= Nepalese immigration in Bhutan =

Nepali immigrants living in Bhutan

There are no authentic account of the immigration of Nepalese to Bhutan. The data are based on British account and oral evidences. It is believed that settlement of Nepalese in Bhutan took place after Anglo-Bhutan war in 1865 via Sikkim.

The settlement were mainly confined in three southern regions of Bhutan.

==Samchi settlement==
It is the western settlement in the area of Sibsu, Chamurchi and Drokha area. Nepalese came to settle in this area mainly to quarry limestone.
Dalchand Gurung had made a contract with Paro Penlop of the area for mining, which included all area of Samchi district except Sibsu. Sibsu was controlled by the Bhutanese king himself. Per arrangement, Gurung recruited settlers from eastern Nepal with authority from Nepal government. Gurung had to pay royalty tax to Penlop once a year. The king of Bhutan had no control of the area, and Gurung's family was the de facto ruler of the region until the death of last Paro Penlop in 1946.

In 1891, the king of Bhutan offered Laxmi Das Pradhan, the leading figure of Nepalese community from Darjeeling to administer the Sibsu area at an annual cash payment of NPR 20,000. Sibsu area was eventually administered by the descendents of Gurung's family and integrated in Samchi area.

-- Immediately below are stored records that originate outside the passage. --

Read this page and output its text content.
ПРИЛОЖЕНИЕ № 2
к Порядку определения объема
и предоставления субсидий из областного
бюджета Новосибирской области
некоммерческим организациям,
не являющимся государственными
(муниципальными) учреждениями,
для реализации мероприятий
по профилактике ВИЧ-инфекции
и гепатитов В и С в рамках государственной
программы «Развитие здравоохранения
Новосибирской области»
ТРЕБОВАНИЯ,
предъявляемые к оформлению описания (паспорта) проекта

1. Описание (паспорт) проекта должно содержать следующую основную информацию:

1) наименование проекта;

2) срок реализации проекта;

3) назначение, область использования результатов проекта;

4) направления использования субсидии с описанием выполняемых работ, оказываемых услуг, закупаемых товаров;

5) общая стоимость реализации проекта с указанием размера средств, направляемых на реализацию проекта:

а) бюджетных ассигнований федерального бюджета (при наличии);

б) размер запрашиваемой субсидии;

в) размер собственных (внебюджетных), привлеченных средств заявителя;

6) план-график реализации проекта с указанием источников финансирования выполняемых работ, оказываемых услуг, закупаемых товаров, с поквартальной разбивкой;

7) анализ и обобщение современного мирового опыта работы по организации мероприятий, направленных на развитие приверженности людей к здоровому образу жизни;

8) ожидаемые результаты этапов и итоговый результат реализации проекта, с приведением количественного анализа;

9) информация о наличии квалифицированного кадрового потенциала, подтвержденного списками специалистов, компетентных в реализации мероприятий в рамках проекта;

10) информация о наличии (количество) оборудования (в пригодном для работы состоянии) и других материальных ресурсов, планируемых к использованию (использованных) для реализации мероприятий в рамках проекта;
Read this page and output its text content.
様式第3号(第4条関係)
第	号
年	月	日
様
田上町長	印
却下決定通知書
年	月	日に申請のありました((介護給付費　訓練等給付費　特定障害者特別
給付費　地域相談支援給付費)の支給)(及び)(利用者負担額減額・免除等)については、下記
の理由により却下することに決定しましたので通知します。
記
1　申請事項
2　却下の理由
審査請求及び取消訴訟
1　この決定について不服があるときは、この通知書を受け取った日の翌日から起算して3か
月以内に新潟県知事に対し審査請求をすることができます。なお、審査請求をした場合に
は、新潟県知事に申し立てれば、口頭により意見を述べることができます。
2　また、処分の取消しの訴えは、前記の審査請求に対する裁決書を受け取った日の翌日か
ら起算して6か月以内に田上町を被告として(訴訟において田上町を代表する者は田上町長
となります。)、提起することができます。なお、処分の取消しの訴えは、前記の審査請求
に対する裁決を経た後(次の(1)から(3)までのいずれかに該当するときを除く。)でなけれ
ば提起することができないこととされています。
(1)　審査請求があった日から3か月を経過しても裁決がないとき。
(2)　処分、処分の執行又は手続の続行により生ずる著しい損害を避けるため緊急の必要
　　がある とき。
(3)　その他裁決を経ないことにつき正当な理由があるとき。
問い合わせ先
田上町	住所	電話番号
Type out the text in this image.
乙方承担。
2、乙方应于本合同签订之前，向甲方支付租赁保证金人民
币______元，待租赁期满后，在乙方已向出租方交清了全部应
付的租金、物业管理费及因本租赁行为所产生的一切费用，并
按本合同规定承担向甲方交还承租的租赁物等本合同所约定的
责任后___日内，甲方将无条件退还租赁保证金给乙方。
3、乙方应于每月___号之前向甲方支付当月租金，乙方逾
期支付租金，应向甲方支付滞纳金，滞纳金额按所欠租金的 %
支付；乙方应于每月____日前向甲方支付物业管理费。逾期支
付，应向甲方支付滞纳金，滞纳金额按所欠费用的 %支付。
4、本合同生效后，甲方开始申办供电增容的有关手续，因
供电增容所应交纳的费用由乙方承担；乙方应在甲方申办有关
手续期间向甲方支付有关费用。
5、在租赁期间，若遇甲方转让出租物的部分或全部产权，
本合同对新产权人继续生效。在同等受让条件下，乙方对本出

The Gurungs were eventually dismissed by the king, and they were awarded a pension of NPR 4000 for their lifetime.

==Tsirang settlement==
The eastern settlement was done in the Tsirang District. The settlement was initiated by Kaji Ugyen Dorji, the grandfather of Jigme Dorji Wangchuck in the 1900s to cultivate the area. The process continued for three decades by with 35,000 Nepalese were living in the area. In 1945, the immigration was stopped and by 1958, the settlement was about 75,000.

The Tsirang was administered by Dorji by paying annual tax to the Bhutanese king. Dorje collected taxes from the Nepalese settler. By 1958, the tax surmounted to about NPR 500,000 which was a significant portion of Bhutans's state revenue.

==Central settlement==
The internal migration led to settlement in the central area of Bhutan. By 1958, the Nepalese population in Tala and Dagana reached about 60,000.

==Aftermath==
===Nepali congress and India Gorkha League===
During late 1940s, Nepali Congress and Akhil Bharatiya Gorkha League collaborated to bring propagate the idea of democracy in Bhutan after successful overthrow of Rana regime in Nepal. Members of Akhil Bharatiya Gorkha League started collecting money from Nepalese settlers in Bhutan to fight against Bhutan government. Sensing the situation, the king of Bhutan banned the activities and abandoned the league members (including Bhutanese members) to live in Assam. The league asked Nepal government to look at the situation of Nepalese in Bhutan. The government of Nepal took a political pressure in Bhutan and was successful to return some abandoned members of the League to return to Bhutan.

===Formation of Bhutan state congress===
Bhutan state congress was formed in 1952 in Assam to protect the interests of Nepalese in Bhutan. The congress elected Dalmardhan Raj Chetri as president and Dhan Bahadur Gurung as vice president. The congress could make some representation in Nepal government and Indian Government, but was largely not a success. In 1954, about 100 members staged Satyagraha from Patgaon to Sarbhang. The Bhutanese police killed three demonstrators and injured several. Following the incident, Girija Prasad Koirala went to Patgaon to support the demonstrator. Indian government banned the demonstration against Bhutan and the demonstration could not ripe off.

===Nationality act===
In 1958, the Nationality Act was passed by National Assembly of Bhutan to grant Bhutanese Nationality to all Nepalese who had settled before 1958. They were titled Lhotshampas meaning southern Bhutanese. By 1985, three types of citizenship were provided based on birth, registration or by naturalization.

The government of Bhutan viewed Nepalese settlers as enterprising, diligent and competent agriculturist and thus the aboriginal Bhutanese could not compete with them. The Bhutaese king also thought they were culturally incompatible. Based on these feelings, the government of Bhutan launched Royal Government's policy on census, immigration and cadastral survey. This was aimed to identify genuine Bhutanese citizen. It did not go well with the Nepalese settlers. In the meantime, a violet demonstration occurred in West Bengal, India by Gorkha Liberation Front, that made the Bhutanese king insecure about the presence of Nepalese in southern Bhutan. The Bhutanese government adopted Green Belt Policy that aimed to destroy the southern fertile land, mainly to force the people out. This policy forced 100,000 Bhutanese citizen to take refute in Nepal and some in India.